Rescuing Kathryn Stockett's The Help from the Bestseller List
If a novel is a New York Times bestseller, on the list for fifty-six weeks and running, might it be too successful to be literary? The Help first appeared on the list March 29, 2009, and reached the number one spot January 24, 2010, for a total of six weeks. It was in the number two spot for ten weeks. Will Stockett's novel, especially when the movie version arrives, become the Gone with the Wind of the twenty-first century? Mitchell's novel, published in 1936 (the NYT list made its advent in 1942) broke publishing records of its day, is still a bestseller but was ignored by the academy until 1970.
This conference panel devoted to The Help seeks to bridge scholarship with popular book club literature. A naysayer might argue that the book is too "light" or too popular to analyze in a theoretical framework, but a popular book can also be a well-written book. Many approaches come to mind for serious consideration of The Help: using Deborah McDowell's and Patricia Hill Collins' analyses of black women's bodies to discuss Aibileen and Minny; applying Shari Benstock's theories of autobiography to Aibileen's written stories and the other servants' oral stories; using Adrienne Rich's ideas of recovery and re-vision to address the way Skeeter sees her subjects' stories; and analyzing mother figures.
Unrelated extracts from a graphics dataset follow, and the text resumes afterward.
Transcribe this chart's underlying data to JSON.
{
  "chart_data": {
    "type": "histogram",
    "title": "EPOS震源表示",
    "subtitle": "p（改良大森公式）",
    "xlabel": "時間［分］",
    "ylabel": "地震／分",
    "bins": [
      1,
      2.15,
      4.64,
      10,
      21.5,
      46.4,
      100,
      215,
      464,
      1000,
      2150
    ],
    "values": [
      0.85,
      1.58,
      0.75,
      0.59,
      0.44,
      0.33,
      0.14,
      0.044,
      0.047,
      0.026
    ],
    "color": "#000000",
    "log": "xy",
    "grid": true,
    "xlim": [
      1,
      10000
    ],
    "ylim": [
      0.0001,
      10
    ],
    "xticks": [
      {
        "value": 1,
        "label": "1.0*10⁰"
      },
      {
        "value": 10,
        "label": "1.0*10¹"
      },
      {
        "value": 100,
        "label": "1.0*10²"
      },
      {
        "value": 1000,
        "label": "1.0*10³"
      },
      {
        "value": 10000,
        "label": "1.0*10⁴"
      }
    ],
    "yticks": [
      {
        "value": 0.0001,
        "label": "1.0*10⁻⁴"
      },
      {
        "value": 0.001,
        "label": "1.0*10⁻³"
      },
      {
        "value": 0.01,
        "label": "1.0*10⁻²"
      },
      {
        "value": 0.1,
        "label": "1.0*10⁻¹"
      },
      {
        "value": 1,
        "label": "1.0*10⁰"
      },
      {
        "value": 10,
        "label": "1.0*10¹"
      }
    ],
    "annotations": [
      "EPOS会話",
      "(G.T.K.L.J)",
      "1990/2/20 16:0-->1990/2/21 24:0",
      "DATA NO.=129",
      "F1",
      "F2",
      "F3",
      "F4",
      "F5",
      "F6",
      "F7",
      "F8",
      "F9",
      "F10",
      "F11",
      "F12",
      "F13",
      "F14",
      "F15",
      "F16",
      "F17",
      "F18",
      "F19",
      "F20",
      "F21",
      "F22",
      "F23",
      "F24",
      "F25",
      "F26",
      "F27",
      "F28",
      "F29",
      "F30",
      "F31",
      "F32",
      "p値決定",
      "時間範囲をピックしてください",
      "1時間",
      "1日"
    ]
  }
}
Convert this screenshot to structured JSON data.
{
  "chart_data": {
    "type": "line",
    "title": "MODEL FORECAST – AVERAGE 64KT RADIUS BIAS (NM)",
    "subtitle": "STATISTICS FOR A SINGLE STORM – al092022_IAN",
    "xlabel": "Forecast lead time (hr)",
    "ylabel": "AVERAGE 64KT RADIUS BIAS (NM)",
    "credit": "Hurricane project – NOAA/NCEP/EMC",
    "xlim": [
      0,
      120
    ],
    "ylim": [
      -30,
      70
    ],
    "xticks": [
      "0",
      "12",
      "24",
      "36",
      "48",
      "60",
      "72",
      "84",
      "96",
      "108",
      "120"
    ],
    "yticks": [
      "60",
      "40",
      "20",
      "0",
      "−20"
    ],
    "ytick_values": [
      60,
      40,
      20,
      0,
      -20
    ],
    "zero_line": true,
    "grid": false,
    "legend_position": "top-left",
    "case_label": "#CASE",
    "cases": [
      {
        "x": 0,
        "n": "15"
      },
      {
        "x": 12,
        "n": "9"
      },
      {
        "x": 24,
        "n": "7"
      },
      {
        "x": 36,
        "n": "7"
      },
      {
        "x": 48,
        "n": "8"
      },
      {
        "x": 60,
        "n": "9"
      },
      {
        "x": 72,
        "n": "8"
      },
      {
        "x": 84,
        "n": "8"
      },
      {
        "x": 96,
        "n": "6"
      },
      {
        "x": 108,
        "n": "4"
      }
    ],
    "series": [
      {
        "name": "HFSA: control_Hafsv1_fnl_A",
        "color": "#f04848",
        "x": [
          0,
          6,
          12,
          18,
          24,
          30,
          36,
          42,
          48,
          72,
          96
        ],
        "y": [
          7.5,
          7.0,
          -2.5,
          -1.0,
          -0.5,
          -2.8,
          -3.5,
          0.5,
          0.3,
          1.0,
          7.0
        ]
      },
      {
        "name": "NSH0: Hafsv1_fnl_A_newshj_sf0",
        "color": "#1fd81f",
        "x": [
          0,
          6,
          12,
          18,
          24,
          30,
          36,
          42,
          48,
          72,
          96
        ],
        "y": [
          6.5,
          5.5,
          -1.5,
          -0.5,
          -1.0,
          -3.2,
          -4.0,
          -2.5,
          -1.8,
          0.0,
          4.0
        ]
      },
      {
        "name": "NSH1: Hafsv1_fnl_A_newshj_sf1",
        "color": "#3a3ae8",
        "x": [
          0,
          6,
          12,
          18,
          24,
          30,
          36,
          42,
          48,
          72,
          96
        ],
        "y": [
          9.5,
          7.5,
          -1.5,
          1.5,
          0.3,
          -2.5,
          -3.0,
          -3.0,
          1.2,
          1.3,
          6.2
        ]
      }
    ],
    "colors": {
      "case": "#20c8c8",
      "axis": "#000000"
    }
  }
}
It would also be interesting to apply the Bildungsroman to Skeeter's journey to freedom and social awareness, or to discuss the silence surrounding female illness (Skeeter's mother and Celia), or to analyze narrative voice or the nonfiction texts (Help, Junior League Newsletter, Miss Myrna's column) within the fiction. Comparative analysis of The Help with Anne Tyler's 1975 short story "The Geologist's Maid," Ellen Douglas's 1988 novel Can't Quit You, Baby, Mary Romero's 1992 study Maid in the U.S.A., or Sindiwe Magona's 1994 story cycle, Living, Loving, and Lying Awake at Night would evoke critical discussion.